Parametrize Angular Jasmine Tests

Functions that map a value from one form to another are useful since you can separate the mapping logic from things like services and components which are best kept as simple as possible. This allows for easy tests where you can check a range of conditions which might take a lot more boilerplate code if the logic was embedded in a component or service. It also allows you to re-use the mapping.

This does lead to simpler test cases, but because they are so simple the test boilerplate can become repetitive and overwhelm what is actually being tested. In practice, these types of tests are often copied and pasted which can lead to more maintenance overhead or outdated commentary around tests. To illustrate, consider the following mapping function.

Transformating Function

The following function takes in a number and returns numbers based on a series of conditional checks.
transform.ts

// transform.ts
export function transform(value: number): number {
  if (value === undefined) {
    return 0;
  }
  if (value === null) {
    return 0;
  }
  if (value < 0) {
    return -1;
  }
  if (value === 0) {
    return 0;
  }
  return 1;
}

Traditional Tests

To test the function you might come up with cases where the input is undefined, null, -10, -1, 0, 1 and 10. Those seem reasonable given the checks and boundaries in the tests. This would result in something like the following test file.
transform.spec.ts

// transform.spec.ts
import { transform } from './transform';

describe('transform', () => {
  describe('input value is undefined', () => {
    it('should return 0', () => {
      expect(transform(undefined)).toEqual(0);
    });
  });

  describe('input value is null', () => {
    it('should return 0', () => {
      expect(transform(null)).toEqual(0);
    });
  });

  describe('input value is -10', () => {
    it('should return -1', () => {
      expect(transform(-10)).toEqual(-1);
    });
  });

  describe('input value is -1', () => {
    it('should return -1', () => {
      expect(transform(-1)).toEqual(-1);
    });
  });

  describe('input value is 0', () => {
    it('should return 0', () => {
      expect(transform(0)).toEqual(0);
    });
  });

  describe('input value is 10', () => {
    it('should return 1', () => {
      expect(transform(10)).toEqual(1);
    });
  });

  describe('input value is 1', () => {
    it('should return 1', () => {
      expect(transform(1)).toEqual(1);
    });
  });
});

The key pieces of information in the tests is that undefined and null map to 0, negative numbers map to -1, 0 maps to 0 and positive numbers map to 1. Compare that simple sentence to 43 lines of code required to implement the tests.

Parametrized Tests

The following shows how the 43 lines of test code can be reduced to 18.
transform.parametrized.spec.ts

// transform.parametrized.spec.ts
import { transform } from './transform';

describe('transform parametrized tests', () => {
  // Defining input value and expected transformation
  [
    { inputValue: undefined, expectedValue: 0 },
    { inputValue: null, expectedValue: 0 },
    { inputValue: -10, expectedValue: -1 },
    { inputValue: -1, expectedValue: -1 },
    { inputValue: 0, expectedValue: 0 },
    { inputValue: 1, expectedValue: 1 },
    { inputValue: 10, expectedValue: 1 }
  ].forEach(({inputValue, expectedValue}) => {
    describe(`input is ${inputValue}`, () => {
      it(`should return ${expectedValue}`, () => {
        expect(transform(inputValue)).toEqual(expectedValue);
      });
    });
  });
});

Lines 7 to 13 clearly demonstrate the expected input to output mapping. Lines 15-19 demonstrate how the mapping is achieved. The forEach loop takes advantage of object destructing to assign an object from the array to parameters of the testing function on line 14. The describe and it functions are passed arguments that include the input and expected value, which makes reading and understanding the output of failed tests easier, on lines 15 and 16, respectively.

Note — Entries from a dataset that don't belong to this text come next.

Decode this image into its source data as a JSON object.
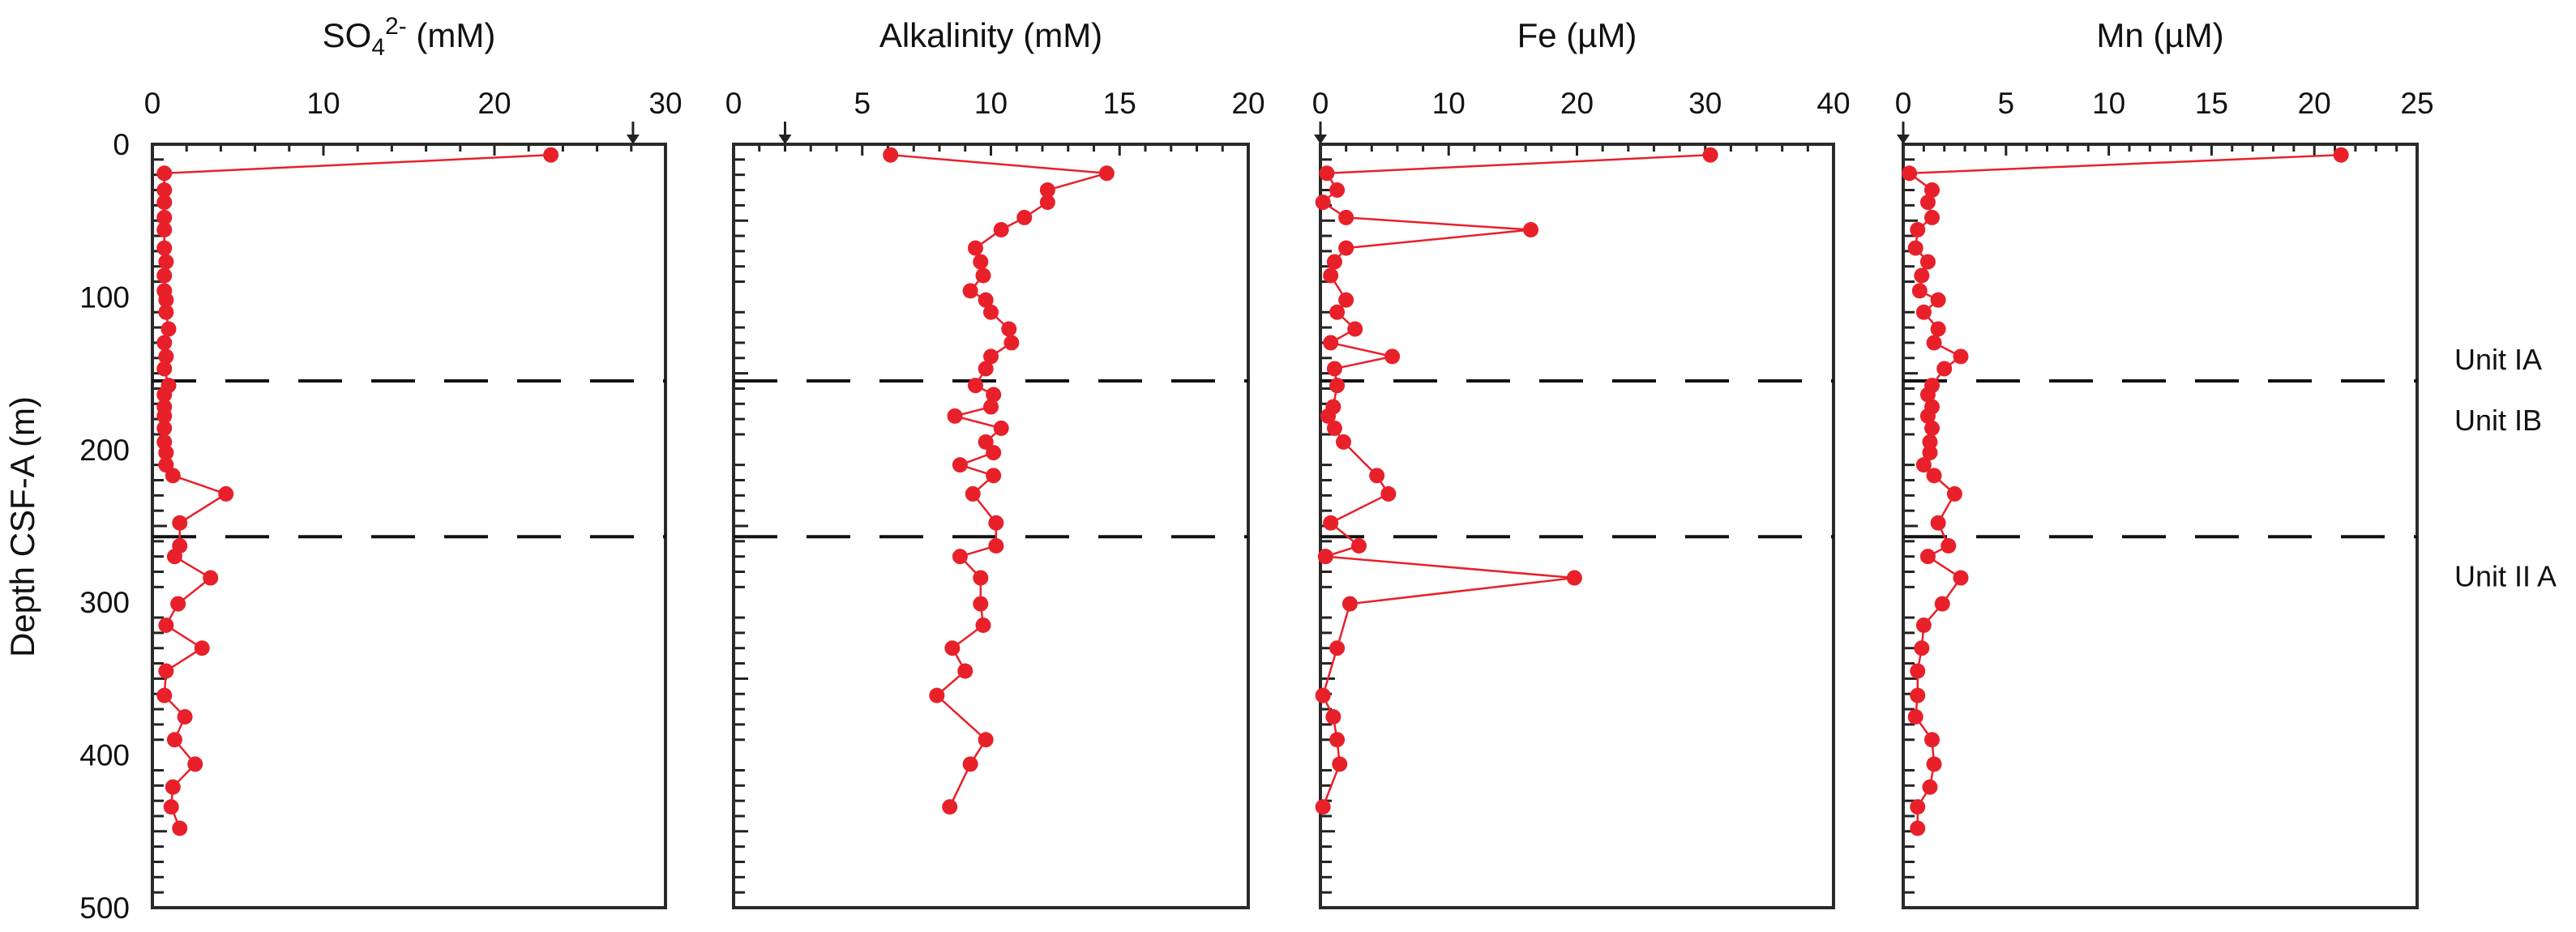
{
  "chart_data": {
    "type": "scatter",
    "shared_y": {
      "label": "Depth CSF-A (m)",
      "range": [
        500,
        0
      ],
      "ticks": [
        "0",
        "100",
        "200",
        "300",
        "400",
        "500"
      ],
      "tick_values": [
        0,
        100,
        200,
        300,
        400,
        500
      ]
    },
    "unit_boundaries": [
      155,
      257
    ],
    "unit_labels": [
      {
        "label": "Unit IA",
        "depth": 140
      },
      {
        "label": "Unit IB",
        "depth": 180
      },
      {
        "label": "Unit II A",
        "depth": 282
      }
    ],
    "line_color": "#e8202a",
    "panels": [
      {
        "title": "SO4 2- (mM)",
        "title_parts": {
          "main": "SO",
          "sub": "4",
          "sup": "2-",
          "unit": " (mM)"
        },
        "xlim": [
          0,
          30
        ],
        "ticks": [
          "0",
          "10",
          "20",
          "30"
        ],
        "tick_values": [
          0,
          10,
          20,
          30
        ],
        "minor_step": 2,
        "seawater_arrow": 28.1,
        "depth": [
          7,
          19,
          30,
          38,
          48,
          56,
          68,
          77,
          86,
          96,
          102,
          110,
          121,
          130,
          139,
          147,
          158,
          164,
          172,
          178,
          186,
          195,
          202,
          210,
          217,
          229,
          248,
          263,
          270,
          284,
          301,
          315,
          330,
          345,
          361,
          375,
          390,
          406,
          421,
          434,
          448
        ],
        "values": [
          23.3,
          0.7,
          0.7,
          0.7,
          0.7,
          0.7,
          0.7,
          0.8,
          0.7,
          0.7,
          0.8,
          0.8,
          0.95,
          0.7,
          0.8,
          0.7,
          0.95,
          0.7,
          0.7,
          0.7,
          0.7,
          0.7,
          0.8,
          0.8,
          1.2,
          4.3,
          1.6,
          1.6,
          1.3,
          3.4,
          1.5,
          0.8,
          2.9,
          0.8,
          0.7,
          1.9,
          1.3,
          2.5,
          1.2,
          1.1,
          1.6
        ]
      },
      {
        "title": "Alkalinity (mM)",
        "xlim": [
          0,
          20
        ],
        "ticks": [
          "0",
          "5",
          "10",
          "15",
          "20"
        ],
        "tick_values": [
          0,
          5,
          10,
          15,
          20
        ],
        "minor_step": 1,
        "seawater_arrow": 2.0,
        "depth": [
          7,
          19,
          30,
          38,
          48,
          56,
          68,
          77,
          86,
          96,
          102,
          110,
          121,
          130,
          139,
          147,
          158,
          164,
          172,
          178,
          186,
          195,
          202,
          210,
          217,
          229,
          248,
          263,
          270,
          284,
          301,
          315,
          330,
          345,
          361,
          390,
          406,
          434
        ],
        "values": [
          6.1,
          14.5,
          12.2,
          12.2,
          11.3,
          10.4,
          9.4,
          9.6,
          9.7,
          9.2,
          9.8,
          10.0,
          10.7,
          10.8,
          10.0,
          9.8,
          9.4,
          10.1,
          10.0,
          8.6,
          10.4,
          9.8,
          10.1,
          8.8,
          10.1,
          9.3,
          10.2,
          10.2,
          8.8,
          9.6,
          9.6,
          9.7,
          8.5,
          9.0,
          7.9,
          9.8,
          9.2,
          8.4
        ]
      },
      {
        "title": "Fe (µM)",
        "xlim": [
          0,
          40
        ],
        "ticks": [
          "0",
          "10",
          "20",
          "30",
          "40"
        ],
        "tick_values": [
          0,
          10,
          20,
          30,
          40
        ],
        "minor_step": 2,
        "seawater_arrow": 0,
        "depth": [
          7,
          19,
          30,
          38,
          48,
          56,
          68,
          77,
          86,
          102,
          110,
          121,
          130,
          139,
          147,
          158,
          172,
          178,
          186,
          195,
          217,
          229,
          248,
          263,
          270,
          284,
          301,
          330,
          361,
          375,
          390,
          406,
          434
        ],
        "values": [
          30.4,
          0.5,
          1.3,
          0.2,
          2.0,
          16.4,
          2.0,
          1.1,
          0.8,
          2.0,
          1.3,
          2.7,
          0.8,
          5.6,
          1.1,
          1.3,
          1.0,
          0.6,
          1.1,
          1.8,
          4.4,
          5.3,
          0.8,
          3.0,
          0.4,
          19.8,
          2.3,
          1.3,
          0.2,
          1.0,
          1.3,
          1.5,
          0.2
        ]
      },
      {
        "title": "Mn (µM)",
        "xlim": [
          0,
          25
        ],
        "ticks": [
          "0",
          "5",
          "10",
          "15",
          "20",
          "25"
        ],
        "tick_values": [
          0,
          5,
          10,
          15,
          20,
          25
        ],
        "minor_step": 1,
        "seawater_arrow": 0,
        "depth": [
          7,
          19,
          30,
          38,
          48,
          56,
          68,
          77,
          86,
          96,
          102,
          110,
          121,
          130,
          139,
          147,
          158,
          164,
          172,
          178,
          186,
          195,
          202,
          210,
          217,
          229,
          248,
          263,
          270,
          284,
          301,
          315,
          330,
          345,
          361,
          375,
          390,
          406,
          421,
          434,
          448
        ],
        "values": [
          21.3,
          0.3,
          1.4,
          1.2,
          1.4,
          0.7,
          0.6,
          1.2,
          0.9,
          0.8,
          1.7,
          1.0,
          1.7,
          1.5,
          2.8,
          2.0,
          1.4,
          1.2,
          1.4,
          1.2,
          1.4,
          1.3,
          1.3,
          1.0,
          1.5,
          2.5,
          1.7,
          2.2,
          1.2,
          2.8,
          1.9,
          1.0,
          0.9,
          0.7,
          0.7,
          0.6,
          1.4,
          1.5,
          1.3,
          0.7,
          0.7
        ]
      }
    ]
  }
}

There are drawbacks to parametrizing tests and, in a lot of cases, can make tests confusing. In this case, the parameters and code to execute the test fit on the same page in a code editor, which makes it easy to understand. There are also few input parameters and the test logic is simple.

When the number of input parameters gets large, it makes the test harder to read because you have to jump back and forth between the parameter definition and the test code. If the test code is longer and complex, introducing parameters increases the complexity of the test even further. If parametrizing the test means you have to significantly increase the logic of the test, it means the test is hard to understand when you come back to it a few months down the track.

However, with few input parameters and a function for which little test logic is required, using parametrised tests reduces boilerplate code and makes the tests easier to understand. TypeScript also helps as it will infer the types of the input and expected parameters for you.